Your main menu should be much bigger, ideally a horizontal set of pictures or text links that span the width of the content and go just beneath the top graphic.  As you have it, your latest reviews are bigger than your primary navigation, which implies that you're emphasizing reviews more than basic navigation.

And your poll needs login priveleges.  It shouldn't.


----------



## azrad (Aug 27, 2003)

hi firefusion...

i have gone through your website... honestly, it looked horrible... you might want to use ' white color background ' for textarea... 

on the header, you might want to use montage (i hope this is the right spelling...) of MAC Games... 

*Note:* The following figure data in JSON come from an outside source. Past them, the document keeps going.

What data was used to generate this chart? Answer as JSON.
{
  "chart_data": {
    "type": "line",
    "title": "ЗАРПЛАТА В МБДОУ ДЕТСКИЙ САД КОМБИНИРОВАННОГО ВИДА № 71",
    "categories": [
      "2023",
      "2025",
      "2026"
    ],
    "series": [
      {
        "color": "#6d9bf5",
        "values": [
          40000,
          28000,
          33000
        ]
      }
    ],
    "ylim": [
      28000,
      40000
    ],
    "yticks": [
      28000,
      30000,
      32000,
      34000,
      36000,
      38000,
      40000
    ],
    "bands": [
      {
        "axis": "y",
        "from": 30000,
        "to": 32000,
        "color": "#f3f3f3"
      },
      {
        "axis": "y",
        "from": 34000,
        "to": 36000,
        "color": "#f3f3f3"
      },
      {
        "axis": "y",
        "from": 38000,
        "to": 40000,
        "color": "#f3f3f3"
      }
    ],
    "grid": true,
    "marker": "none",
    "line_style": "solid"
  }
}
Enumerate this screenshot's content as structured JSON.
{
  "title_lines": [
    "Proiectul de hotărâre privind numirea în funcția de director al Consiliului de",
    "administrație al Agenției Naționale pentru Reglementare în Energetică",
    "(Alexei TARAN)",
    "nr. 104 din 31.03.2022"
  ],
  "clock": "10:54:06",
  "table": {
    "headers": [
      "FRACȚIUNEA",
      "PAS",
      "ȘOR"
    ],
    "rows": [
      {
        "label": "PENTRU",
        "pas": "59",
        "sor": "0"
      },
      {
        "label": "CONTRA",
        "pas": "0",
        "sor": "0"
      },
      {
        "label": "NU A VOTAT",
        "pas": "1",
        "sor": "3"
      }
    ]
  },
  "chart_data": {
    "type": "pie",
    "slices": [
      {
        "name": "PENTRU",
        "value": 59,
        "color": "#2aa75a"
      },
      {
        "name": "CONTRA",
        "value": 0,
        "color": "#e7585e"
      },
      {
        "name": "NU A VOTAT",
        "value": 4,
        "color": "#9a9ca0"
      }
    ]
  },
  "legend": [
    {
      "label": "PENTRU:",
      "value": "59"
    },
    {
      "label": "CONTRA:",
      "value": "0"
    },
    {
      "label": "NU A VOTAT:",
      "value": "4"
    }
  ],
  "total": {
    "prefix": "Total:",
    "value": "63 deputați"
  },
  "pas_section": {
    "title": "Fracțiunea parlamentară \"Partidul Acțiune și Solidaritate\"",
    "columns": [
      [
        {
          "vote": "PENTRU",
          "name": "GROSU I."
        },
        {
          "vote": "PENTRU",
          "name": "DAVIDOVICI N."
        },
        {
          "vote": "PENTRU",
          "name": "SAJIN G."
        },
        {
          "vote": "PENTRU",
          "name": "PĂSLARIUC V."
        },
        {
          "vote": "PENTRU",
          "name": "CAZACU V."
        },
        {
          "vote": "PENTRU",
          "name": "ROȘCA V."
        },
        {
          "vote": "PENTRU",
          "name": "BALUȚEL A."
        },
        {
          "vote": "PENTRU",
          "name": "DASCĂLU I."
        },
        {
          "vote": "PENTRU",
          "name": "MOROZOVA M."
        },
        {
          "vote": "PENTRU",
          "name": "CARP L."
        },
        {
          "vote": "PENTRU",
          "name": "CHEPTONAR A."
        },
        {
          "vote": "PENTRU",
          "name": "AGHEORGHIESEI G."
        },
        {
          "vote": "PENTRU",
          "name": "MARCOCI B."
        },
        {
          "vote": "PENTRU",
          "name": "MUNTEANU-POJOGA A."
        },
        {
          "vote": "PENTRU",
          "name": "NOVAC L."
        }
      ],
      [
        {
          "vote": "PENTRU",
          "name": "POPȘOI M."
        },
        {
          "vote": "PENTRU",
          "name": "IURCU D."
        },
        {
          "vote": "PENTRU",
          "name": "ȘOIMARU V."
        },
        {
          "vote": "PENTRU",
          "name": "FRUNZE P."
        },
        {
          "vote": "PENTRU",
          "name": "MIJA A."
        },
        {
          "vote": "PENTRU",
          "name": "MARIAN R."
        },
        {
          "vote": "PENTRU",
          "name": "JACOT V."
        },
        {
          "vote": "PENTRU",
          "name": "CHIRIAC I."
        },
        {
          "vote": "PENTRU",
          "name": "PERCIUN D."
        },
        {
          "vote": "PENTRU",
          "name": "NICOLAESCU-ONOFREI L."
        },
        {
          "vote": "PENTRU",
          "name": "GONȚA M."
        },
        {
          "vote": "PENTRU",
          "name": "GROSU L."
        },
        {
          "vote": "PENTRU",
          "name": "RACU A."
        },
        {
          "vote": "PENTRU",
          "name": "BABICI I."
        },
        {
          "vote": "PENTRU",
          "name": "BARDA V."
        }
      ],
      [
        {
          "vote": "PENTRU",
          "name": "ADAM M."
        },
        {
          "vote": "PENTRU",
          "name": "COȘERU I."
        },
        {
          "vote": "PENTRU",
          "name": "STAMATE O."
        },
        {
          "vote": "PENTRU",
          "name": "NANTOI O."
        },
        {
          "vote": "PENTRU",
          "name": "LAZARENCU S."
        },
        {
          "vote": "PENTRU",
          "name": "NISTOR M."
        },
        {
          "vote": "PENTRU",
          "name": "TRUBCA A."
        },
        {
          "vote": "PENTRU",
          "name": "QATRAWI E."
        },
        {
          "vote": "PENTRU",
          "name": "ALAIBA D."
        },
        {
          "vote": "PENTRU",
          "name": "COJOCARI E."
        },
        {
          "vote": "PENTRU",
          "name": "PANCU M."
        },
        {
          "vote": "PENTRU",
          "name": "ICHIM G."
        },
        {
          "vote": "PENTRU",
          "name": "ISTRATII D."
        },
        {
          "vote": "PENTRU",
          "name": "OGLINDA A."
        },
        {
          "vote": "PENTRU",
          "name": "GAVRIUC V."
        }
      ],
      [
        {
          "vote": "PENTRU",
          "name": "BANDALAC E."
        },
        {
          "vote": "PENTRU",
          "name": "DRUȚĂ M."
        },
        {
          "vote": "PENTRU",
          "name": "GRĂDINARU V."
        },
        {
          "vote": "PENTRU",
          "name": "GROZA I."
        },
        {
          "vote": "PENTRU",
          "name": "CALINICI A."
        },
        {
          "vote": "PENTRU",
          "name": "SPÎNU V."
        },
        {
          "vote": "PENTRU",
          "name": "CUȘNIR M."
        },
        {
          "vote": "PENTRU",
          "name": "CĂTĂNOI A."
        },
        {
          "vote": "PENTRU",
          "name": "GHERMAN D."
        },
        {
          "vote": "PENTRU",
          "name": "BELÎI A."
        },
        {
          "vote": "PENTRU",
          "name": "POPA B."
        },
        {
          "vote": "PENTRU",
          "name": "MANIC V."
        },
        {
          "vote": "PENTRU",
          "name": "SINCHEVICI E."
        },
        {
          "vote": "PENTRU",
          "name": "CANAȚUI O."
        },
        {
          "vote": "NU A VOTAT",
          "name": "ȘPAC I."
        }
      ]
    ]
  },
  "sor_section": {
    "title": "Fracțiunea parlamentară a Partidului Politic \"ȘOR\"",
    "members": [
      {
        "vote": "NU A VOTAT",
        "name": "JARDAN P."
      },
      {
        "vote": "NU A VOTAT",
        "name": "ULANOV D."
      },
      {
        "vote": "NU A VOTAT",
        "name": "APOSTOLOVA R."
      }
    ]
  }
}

the background is nice... i like it...

and do try to use about 95% of your content width since you limit your web page to just 800px width...

i hope this will help... keep up the good work...


----------



## firefusion (Aug 27, 2003)

appreciate the comments guys 

hopefully i can code a new site with better accessibility and better design. really do appreciate the help. thanks


----------



## Arden (Aug 27, 2003)

Want some help?


----------



## firefusion (Aug 27, 2003)

help with..coding it? or..


----------



## Arden (Aug 27, 2003)

Design or coding.  I'm not a PHP person, but I can do HTML, CSS and Javascript, plus Photoshopping.


----------



## firefusion (Aug 28, 2003)

hmmm. indeed, that would be wonderful. can we talk on AIM or MSN, or some other realtime chat?


----------



## Arden (Aug 28, 2003)

http://www.macosx.com/forums/member.php?s=&action=getinfo&userid=11525


----------